Published Oct 11, 2008
elizabells, BSN, RN
2,094 Posts
Hope that thread title makes any sense. I'm a little concerned about something that happened in my ICU today. When our open-hearts come back with their chest still open, a few days later the CT fellow will come up to the unit and close it right there at the bedside, by him/herself. No scrub, no circulator, he sets it all up and the ICU nurse (i.e., me) just monitors vitals and pushes meds as needed. So today was the first time I'm doing this, and I realize halfway through that... he never counted anything. Now, obviously a pair of scissors isn't going missing inside an infant's chest, but... needles? He certainly used several packs of suture. I sort of mentioned it, like I was just curious, and he just told me no, he doesn't count. Needless to say I watched the field like an absolute hawk, and of course they get an XRay afterwards, but am I totally out of line being uncomfortable with this?

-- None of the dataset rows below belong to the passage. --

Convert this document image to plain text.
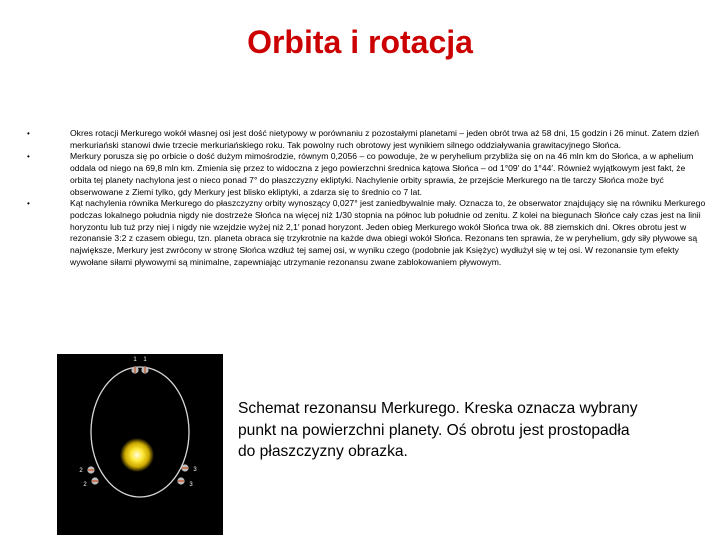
Orbita i rotacja
•	Okres rotacji Merkurego wokół własnej osi jest dość nietypowy w porównaniu z pozostałymi planetami – jeden obrót trwa aż 58 dni, 15 godzin i 26 minut. Zatem dzień merkuriański stanowi dwie trzecie merkuriańskiego roku. Tak powolny ruch obrotowy jest wynikiem silnego oddziaływania grawitacyjnego Słońca.
•	Merkury porusza się po orbicie o dość dużym mimośrodzie, równym 0,2056 – co powoduje, że w peryhelium przybliża się on na 46 mln km do Słońca, a w aphelium oddala od niego na 69,8 mln km. Zmienia się przez to widoczna z jego powierzchni średnica kątowa Słońca – od 1°09′ do 1°44′. Również wyjątkowym jest fakt, że orbita tej planety nachylona jest o nieco ponad 7° do płaszczyzny ekliptyki. Nachylenie orbity sprawia, że przejście Merkurego na tle tarczy Słońca może być obserwowane z Ziemi tylko, gdy Merkury jest blisko ekliptyki, a zdarza się to średnio co 7 lat.
•	Kąt nachylenia równika Merkurego do płaszczyzny orbity wynoszący 0,027° jest zaniedbywalnie mały. Oznacza to, że obserwator znajdujący się na równiku Merkurego podczas lokalnego południa nigdy nie dostrzeże Słońca na więcej niż 1/30 stopnia na północ lub południe od zenitu. Z kolei na biegunach Słońce cały czas jest na linii horyzontu lub tuż przy niej i nigdy nie wzejdzie wyżej niż 2,1′ ponad horyzont. Jeden obieg Merkurego wokół Słońca trwa ok. 88 ziemskich dni. Okres obrotu jest w rezonansie 3:2 z czasem obiegu, tzn. planeta obraca się trzykrotnie na każde dwa obiegi wokół Słońca. Rezonans ten sprawia, że w peryhelium, gdy siły pływowe są największe, Merkury jest zwrócony w stronę Słońca wzdłuż tej samej osi, w wyniku czego (podobnie jak Księżyc) wydłużył się w tej osi. W rezonansie tym efekty wywołane siłami pływowymi są minimalne, zapewniając utrzymanie rezonansu zwane zablokowaniem pływowym.
1 1
2
2
3
3
Schemat rezonansu Merkurego. Kreska oznacza wybrany punkt na powierzchni planety. Oś obrotu jest prostopadła do płaszczyzny obrazka.
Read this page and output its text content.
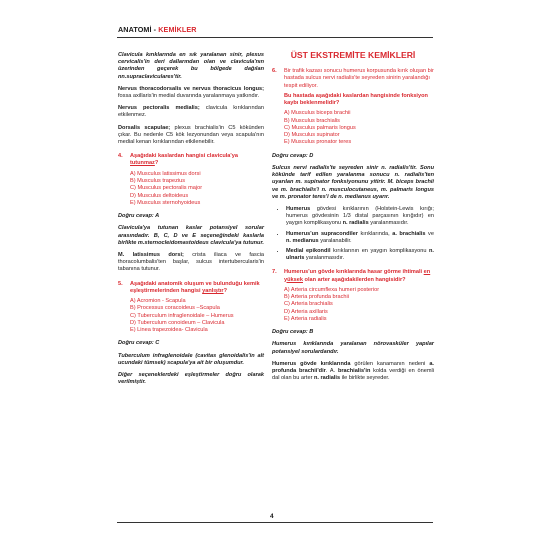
ANATOMİ - KEMİKLER

Clavicula kırıklarında en sık yaralanan sinir, plexus cervicalis'in deri dallarından olan ve clavicula'nın üzerinden geçerek bu bölgede dağılan nn.supraclaviculares'tir.

Nervus thoracodorsalis ve nervus thoracicus longus; fossa axillaris'in medial duvarında yaralanmaya yatkındır.

Nervus pectoralis medialis; clavicula kırıklarından etkilenmez.

Dorsalis scapulae; plexus brachialis'in C5 kökünden çıkar. Bu nedenle C5 kök lezyonundan veya scapula'nın medial kenarı kırıklarından etkilenebilir.

4.	Aşağıdaki kaslardan hangisi clavicula'ya tutunmaz?

A) Musculus latissimus dorsi

B) Musculus trapezius

C) Musculus pectoralis major

D) Musculus deltoideus

E) Musculus sternohyoideus

Doğru cevap: A

Clavicula'ya tutunan kaslar potansiyel sorular arasındadır. B, C, D ve E seçeneğindeki kaslarla birlikte m.sternocleidomastoideus clavicula'ya tutunur.

M. latissimus dorsi; crista iliaca ve fascia thoracolumbalis'ten başlar, sulcus intertubercularis'in tabanına tutunur.

5.	Aşağıdaki anatomik oluşum ve bulunduğu kemik eşleştirmelerinden hangisi yanlıştır?

A) Acromion - Scapula

B) Processus coracoideus –Scapula

C) Tuberculum infraglenoidale – Humerus

D) Tuberculum conoideum – Clavicula

E) Linea trapezoidea- Clavicula

Doğru cevap: C

Tuberculum infraglenoidale (cavitas glenoidalis'in alt ucundaki tümsek) scapula'ya ait bir oluşumdur.

Diğer seçeneklerdeki eşleştirmeler doğru olarak verilmiştir.

ÜST EKSTREMİTE KEMİKLERİ
6.	Bir trafik kazası sonucu humerus korpusunda kırık oluşan bir hastada sulcus nervi radialis'te seyreden sinirin yaralandığı tespit ediliyor.
Bu hastada aşağıdaki kaslardan hangisinde fonksiyon kaybı beklenmelidir?

A) Musculus biceps brachii

B) Musculus brachialis

C) Musculus palmaris longus

D) Musculus supinator

E) Musculus pronator teres

Doğru cevap: D

Sulcus nervi radialis'te seyreden sinir n. radialis'tir. Sonu kökünde tarif edilen yaralanma sonucu n. radialis'ten uyarılan m. supinator fonksiyonunu yitirir. M. biceps brachii ve m. brachialis'i n. musculocutaneus, m. palmaris longus ve m. pronator teres'i de n. medianus uyarır.

• Humerus gövdesi kırıklarının (Holstein-Lewis kırığı; humerus gövdesinin 1/3 distal parçasının kırığıdır) en yaygın komplikasyonu n. radialis yaralanmasıdır.
• Humerus'un supracondiler kırıklarında, a. brachialis ve n. medianus yaralanabilir.
• Medial epikondil kırıklarının en yaygın komplikasyonu n. ulnaris yaralanmasıdır.
7.	Humerus'un gövde kırıklarında hasar görme ihtimali en yüksek olan arter aşağıdakilerden hangisidir?

A) Arteria circumflexa humeri posterior

B) Arteria profunda brachii

C) Arteria brachialis

D) Arteria axillaris

E) Arteria radialis

Doğru cevap: B

Humerus kırıklarında yaralanan nörovasküler yapılar potansiyel sorulardandır.

Humerus gövde kırıklarında görülen kanamanın nedeni a. profunda brachii'dir. A. brachialis'in kolda verdiği en önemli dal olan bu arter n. radialis ile birlikte seyreder.

4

Yeah, I can't stay out of your forum, apparently, even though I decided not to take the job. Thanks for indulging me!
shodobe
1,260 Posts
The CT Tech is allowed to close an open chest wound? This, IMHO, is totally unacceptable! Why? I think this goes beyond his scope of practice, and if his licensing agency was questioned about this I think he would be in alot of trouble. So, what makes the difference if you operate the CT machine? Same difference, your not qualified so he shouldn't be qualified to close a wound. Most states won't even allow a seasones OR nurse to do the same without a RNFA course to back them up. Also, what competent Vascular surgeon would allow this? I question his training and judgment.Find out who license him and question them about this. I would have no problem reporting this because this drags you down with him if you new and allowed this to occur. Remember, CYA!
Holy cow, noes! I meant the Cardiothoracic surgery fellow!
KayceeCA
67 Posts
At the last place I worked, the OR staff would go to the NICU for similar procedures. A scrub and circulator from the OR would go with the surgeon or fellow, and we would set up a field similar to the one we'd set up in the OR, within the limitations of the space we had of course. We would count just like we would for any other operative procedure.

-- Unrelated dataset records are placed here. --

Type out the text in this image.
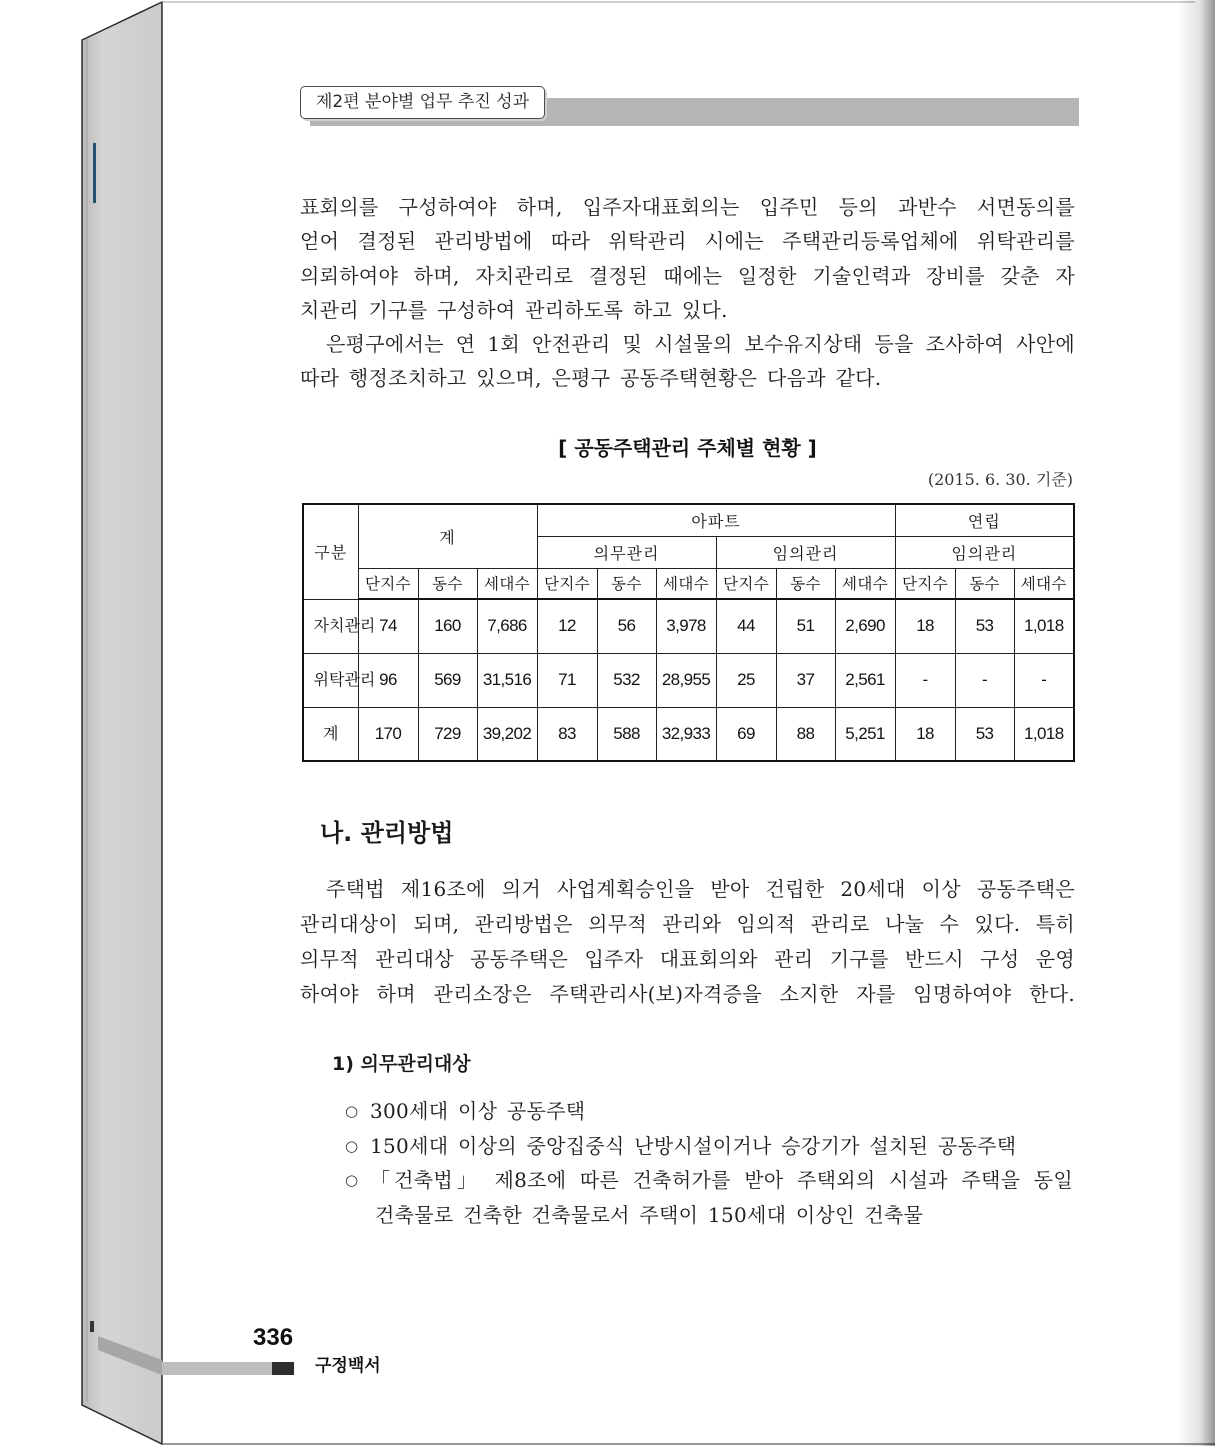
제2편 분야별 업무 추진 성과
표회의를 구성하여야 하며, 입주자대표회의는 입주민 등의 과반수 서면동의를
얻어 결정된 관리방법에 따라 위탁관리 시에는 주택관리등록업체에 위탁관리를
의뢰하여야 하며, 자치관리로 결정된 때에는 일정한 기술인력과 장비를 갖춘 자
치관리 기구를 구성하여 관리하도록 하고 있다.
은평구에서는 연 1회 안전관리 및 시설물의 보수유지상태 등을 조사하여 사안에
따라 행정조치하고 있으며, 은평구 공동주택현황은 다음과 같다.
[ 공동주택관리 주체별 현황 ]
(2015. 6. 30. 기준)
구분	계			아파트						연립		
				의무관리			임의관리			임의관리		
	단지수	동수	세대수	단지수	동수	세대수	단지수	동수	세대수	단지수	동수	세대수
자치관리	74	160	7,686	12	56	3,978	44	51	2,690	18	53	1,018
위탁관리	96	569	31,516	71	532	28,955	25	37	2,561	-	-	-
계	170	729	39,202	83	588	32,933	69	88	5,251	18	53	1,018
나. 관리방법
주택법 제16조에 의거 사업계획승인을 받아 건립한 20세대 이상 공동주택은
관리대상이 되며, 관리방법은 의무적 관리와 임의적 관리로 나눌 수 있다. 특히
의무적 관리대상 공동주택은 입주자 대표회의와 관리 기구를 반드시 구성 운영
하여야 하며 관리소장은 주택관리사(보)자격증을 소지한 자를 임명하여야 한다.
1) 의무관리대상
○ 300세대 이상 공동주택
○ 150세대 이상의 중앙집중식 난방시설이거나 승강기가 설치된 공동주택
○ 「건축법」 제8조에 따른 건축허가를 받아 주택외의 시설과 주택을 동일
건축물로 건축한 건축물로서 주택이 150세대 이상인 건축물
336
구정백서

I can't imagine that it would be within your hospital's policies to do such procedures without counts. I think you are right to be concerned, and I would suggest discussing the situation with your supervisor.
That makes more sense now. Sorry, I misunderstood you but from where I come from CT usually means a x-ray tech. I would think since this is a vascular fellow, it's his responsibility to make sure everything is there. Now, if I was to help him I would want to make sure he doesn't leave anything. That would be for my own well being.
JamieJCST
38 Posts
This is exactly how my hospital does it as well.
ORM-Queen
7 Posts
Just an FYI... we had an article floating around our OR some time ago in regards to needle/lab/instrument visibility on Xrays when attempting to "clear" an opsite after unresolved counts... I can't remember exactly where the end of the range was on needle size, but a fair number of the common suture needle sizes appeared nearly invisible to us. Now if that was due to the poor copy of the article or that we're not trained Radiologists, I leave that to you to decide...
And I don't care WHO you are, that's poor practice to not account for sharps/sponges/instruments Before and Following non-emergency procedures... and I'd be scared if that's what the facility policy allows... I know I don't want to end up on 20-20 for being involved in a "retained foreign object" scandal...
Thanks for all the input, guys, glad to know I'm not crazy! Now, if I can just figure out how to get this taken care of without it turning into "elizabells is a troublemaker, and the CT fellow doesn't want her taking care of his open-chest kids" I'll be all set.